The low cost carrier said the facility might be provided without charge.
Chief technology officer, John Hurley, said Ryanair might instead profit by adding adverts, paid for by businesses based in the cities being travelled to.
Trials are due to start in the summer.
“It’s aimed at passengers on flights of more than two or three hours,” Hurley said.
However, he told the Telegraph that Ryanair was not looking to provide full internet access to passengers.
“It would increase the drag of our aircraft by 2%, which equates to €20 million in extra fuel,” Hurley said.
United Airlines, Delta, Southwest and Jetstar are among companies that already allow passengers to stream videos to their personal devices via in-flight Wi-Fi systems on some routes in North America.
Qantas, Virgin Australia and Singapore Airlines’ Scoot offshoot also offer a streaming service of their own, making it possible for passengers to choose from a larger than normal selection of entertainment.

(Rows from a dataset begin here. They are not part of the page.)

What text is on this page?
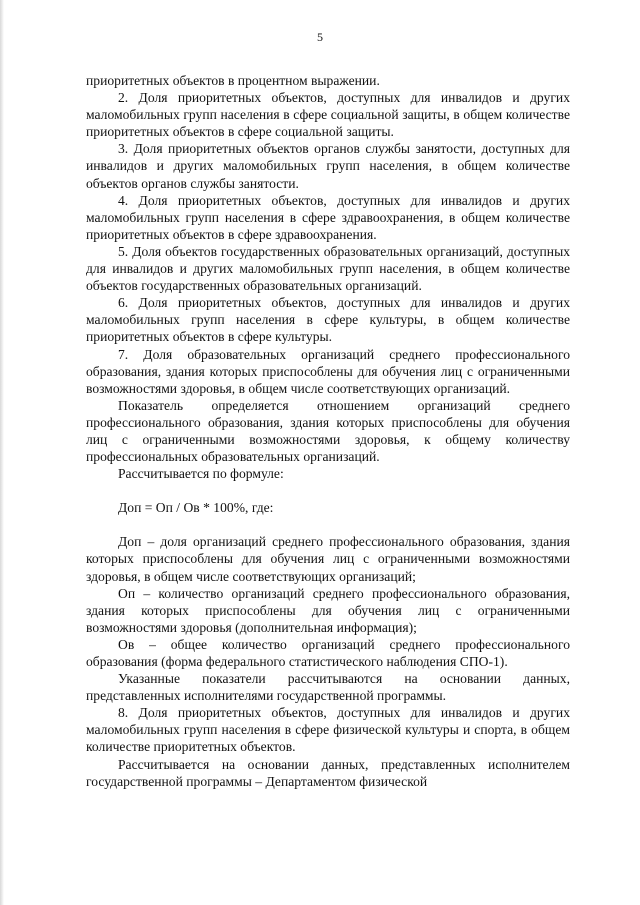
5

приоритетных объектов в процентном выражении.

2. Доля приоритетных объектов, доступных для инвалидов и других маломобильных групп населения в сфере социальной защиты, в общем количестве приоритетных объектов в сфере социальной защиты.

3. Доля приоритетных объектов органов службы занятости, доступных для инвалидов и других маломобильных групп населения, в общем количестве объектов органов службы занятости.

4. Доля приоритетных объектов, доступных для инвалидов и других маломобильных групп населения в сфере здравоохранения, в общем количестве приоритетных объектов в сфере здравоохранения.

5. Доля объектов государственных образовательных организаций, доступных для инвалидов и других маломобильных групп населения, в общем количестве объектов государственных образовательных организаций.

6. Доля приоритетных объектов, доступных для инвалидов и других маломобильных групп населения в сфере культуры, в общем количестве приоритетных объектов в сфере культуры.

7. Доля образовательных организаций среднего профессионального образования, здания которых приспособлены для обучения лиц с ограниченными возможностями здоровья, в общем числе соответствующих организаций.

Показатель определяется отношением организаций среднего профессионального образования, здания которых приспособлены для обучения лиц с ограниченными возможностями здоровья, к общему количеству профессиональных образовательных организаций.

Рассчитывается по формуле:

Доп = Оп / Ов * 100%, где:

Доп – доля организаций среднего профессионального образования, здания которых приспособлены для обучения лиц с ограниченными возможностями здоровья, в общем числе соответствующих организаций;

Оп – количество организаций среднего профессионального образования, здания которых приспособлены для обучения лиц с ограниченными возможностями здоровья (дополнительная информация);

Ов – общее количество организаций среднего профессионального образования (форма федерального статистического наблюдения СПО-1).

Указанные показатели рассчитываются на основании данных, представленных исполнителями государственной программы.

8. Доля приоритетных объектов, доступных для инвалидов и других маломобильных групп населения в сфере физической культуры и спорта, в общем количестве приоритетных объектов.

Рассчитывается на основании данных, представленных исполнителем государственной программы – Департаментом физической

Norwegian began a Wi-Fi enabled movie renting service in 2013.
Lufthansa has also introduced a streaming system on 20 of its Airbus aircraft operating on medium haul routes, offering newspapers and magazines in addition to video content via a proprietary technology.
“The guests need to download an app prior to the flight. For this purpose, announcements at the gates are made before boarding and flyers are distributed to promote the service,” a spokesman told the BBC.
“Why do we have it only on a number of our total fleet? Because we believe that this offer is only interesting on longer routes, such as Lisbon, Tel Aviv, Athens, Moscow, Cairo, Baku etc.”